Тогда ещё не родилась крылатая фраза "У войны не женское лицо". Но военком, сам бывший фронтовик, просто пожалел девчонок. Понимал: не мужское это дело - взваливать фронтовое лихо и на них.
Но в тылу ретивые начальники "слабый пол" не очень-то жалели. Летом студенток бросили на лесоповал. Они валили деревья, обрубали сучья, пилили, таскали... Здесь многое напоминало ГУЛАГ: изнуряющая норма, скудная пайка, нары, разве что не было конвоиров с собаками.
Гера летом работал возчиком в подсобном хозяйстве, а заодно и грузчиком. Еще подросток, он, как старший мужчина, тоже кормил семью. И вместе с сестрой опекал меня, младшего.
Зимой в нашей комнате отопительные батареи не работали. На стенах - изморозь, в углах - лёд. Мы сидели в ватниках. Запомнился Гера, готовивший уроки: одна рука в варежке, другую грел подмышкой.
Электричество часто отключали. Восполняла её коптилка - фитилёк, вставленный в бутылочку с керосином. Мама нас подбадривала:
- Ничего, детки. Сейчас январь, а за ним и февраль, последний месяц зимы. Как-нибудь перезимуем...
Наступал февраль. И хотя мы и без маминых бодрых напоминаний прекрасно знали очерёдность времён года, она и здесь вливала в нас оптимистическую струю.
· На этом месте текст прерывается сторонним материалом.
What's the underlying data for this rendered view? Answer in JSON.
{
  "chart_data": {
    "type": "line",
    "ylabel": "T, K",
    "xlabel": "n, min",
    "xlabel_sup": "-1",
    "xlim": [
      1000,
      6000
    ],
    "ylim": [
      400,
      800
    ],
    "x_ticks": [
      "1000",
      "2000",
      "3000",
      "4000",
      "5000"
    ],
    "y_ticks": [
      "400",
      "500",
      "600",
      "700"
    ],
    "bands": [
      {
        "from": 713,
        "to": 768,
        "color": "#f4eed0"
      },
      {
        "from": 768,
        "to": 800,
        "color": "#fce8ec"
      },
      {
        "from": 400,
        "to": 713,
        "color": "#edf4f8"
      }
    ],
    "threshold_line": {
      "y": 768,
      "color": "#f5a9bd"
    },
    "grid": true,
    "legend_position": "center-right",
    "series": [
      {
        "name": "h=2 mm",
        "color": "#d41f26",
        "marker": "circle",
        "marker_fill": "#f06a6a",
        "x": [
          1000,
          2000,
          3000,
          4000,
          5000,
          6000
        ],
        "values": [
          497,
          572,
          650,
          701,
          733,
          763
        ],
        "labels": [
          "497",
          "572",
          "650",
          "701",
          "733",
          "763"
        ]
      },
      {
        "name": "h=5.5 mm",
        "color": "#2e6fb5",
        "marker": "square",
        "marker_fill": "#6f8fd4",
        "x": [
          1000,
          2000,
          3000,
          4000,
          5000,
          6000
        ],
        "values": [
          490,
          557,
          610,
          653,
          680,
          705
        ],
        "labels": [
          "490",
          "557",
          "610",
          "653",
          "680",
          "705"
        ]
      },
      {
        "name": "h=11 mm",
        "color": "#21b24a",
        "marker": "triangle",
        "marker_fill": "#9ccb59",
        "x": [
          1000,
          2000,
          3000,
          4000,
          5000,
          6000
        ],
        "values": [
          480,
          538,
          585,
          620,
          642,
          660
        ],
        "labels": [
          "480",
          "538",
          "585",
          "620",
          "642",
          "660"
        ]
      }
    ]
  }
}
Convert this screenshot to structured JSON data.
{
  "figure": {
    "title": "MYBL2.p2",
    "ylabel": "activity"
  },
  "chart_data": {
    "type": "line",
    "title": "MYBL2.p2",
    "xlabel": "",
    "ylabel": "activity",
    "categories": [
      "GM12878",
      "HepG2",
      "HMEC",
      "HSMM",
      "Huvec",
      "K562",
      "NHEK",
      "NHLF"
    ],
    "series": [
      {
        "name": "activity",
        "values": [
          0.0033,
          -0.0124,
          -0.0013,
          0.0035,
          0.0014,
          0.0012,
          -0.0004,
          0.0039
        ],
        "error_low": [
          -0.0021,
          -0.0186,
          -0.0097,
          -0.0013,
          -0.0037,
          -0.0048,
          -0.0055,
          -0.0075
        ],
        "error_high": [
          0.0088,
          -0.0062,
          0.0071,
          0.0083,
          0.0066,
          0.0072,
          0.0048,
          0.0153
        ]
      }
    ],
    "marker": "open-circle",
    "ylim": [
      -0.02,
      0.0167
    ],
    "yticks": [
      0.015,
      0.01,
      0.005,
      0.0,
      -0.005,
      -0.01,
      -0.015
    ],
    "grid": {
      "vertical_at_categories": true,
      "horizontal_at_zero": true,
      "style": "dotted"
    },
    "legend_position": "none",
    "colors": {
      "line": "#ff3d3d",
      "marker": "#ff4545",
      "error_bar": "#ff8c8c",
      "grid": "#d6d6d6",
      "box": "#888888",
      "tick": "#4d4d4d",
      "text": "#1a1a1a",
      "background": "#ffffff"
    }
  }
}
- Ну вот, пошёл последний месяц зимы...
И тут же стихи:
Как, февраль, ни злися,
Как ты, март, ни хмурься, -
Всё весною пахнет.
Но и весной было несладко. На дырявой крыше таял снег, с потолка капало. Ставили корыто, тазы. Сначала эта назойливая капель долго не давала уснуть, потом привыкли.
Плохо обстояло с обувкой. Старая износилась, а на новую просто не было денег. Да и купить её негде, разве что с рук на базаре... Мама носила "эрзац-ботинки" на толстых деревянных колодках. А к её стройным ногам так шли туфли-лодочки!
Жили хотя и голодно, но жизнью одухотворенной. У нас часто бывали Галины друзья: одноклассники, студенты. Мама готовила фирменное блюдо - "овощное рагу", как она, смеясь, называла своё тушёное изделие из картошки, стеблей свёклы и ещё каких-то овощей - необыкновенно вкусное. В нашей комнате звучали стихи и песни, была атмосфера товарищества, духовной приподнятости.
В моём фотоальбоме хранится фотография одной из Галиных подруг с надписью: "Ваша семья, мой мальчик, - самое дорогое, что есть у меня в Ульяновске".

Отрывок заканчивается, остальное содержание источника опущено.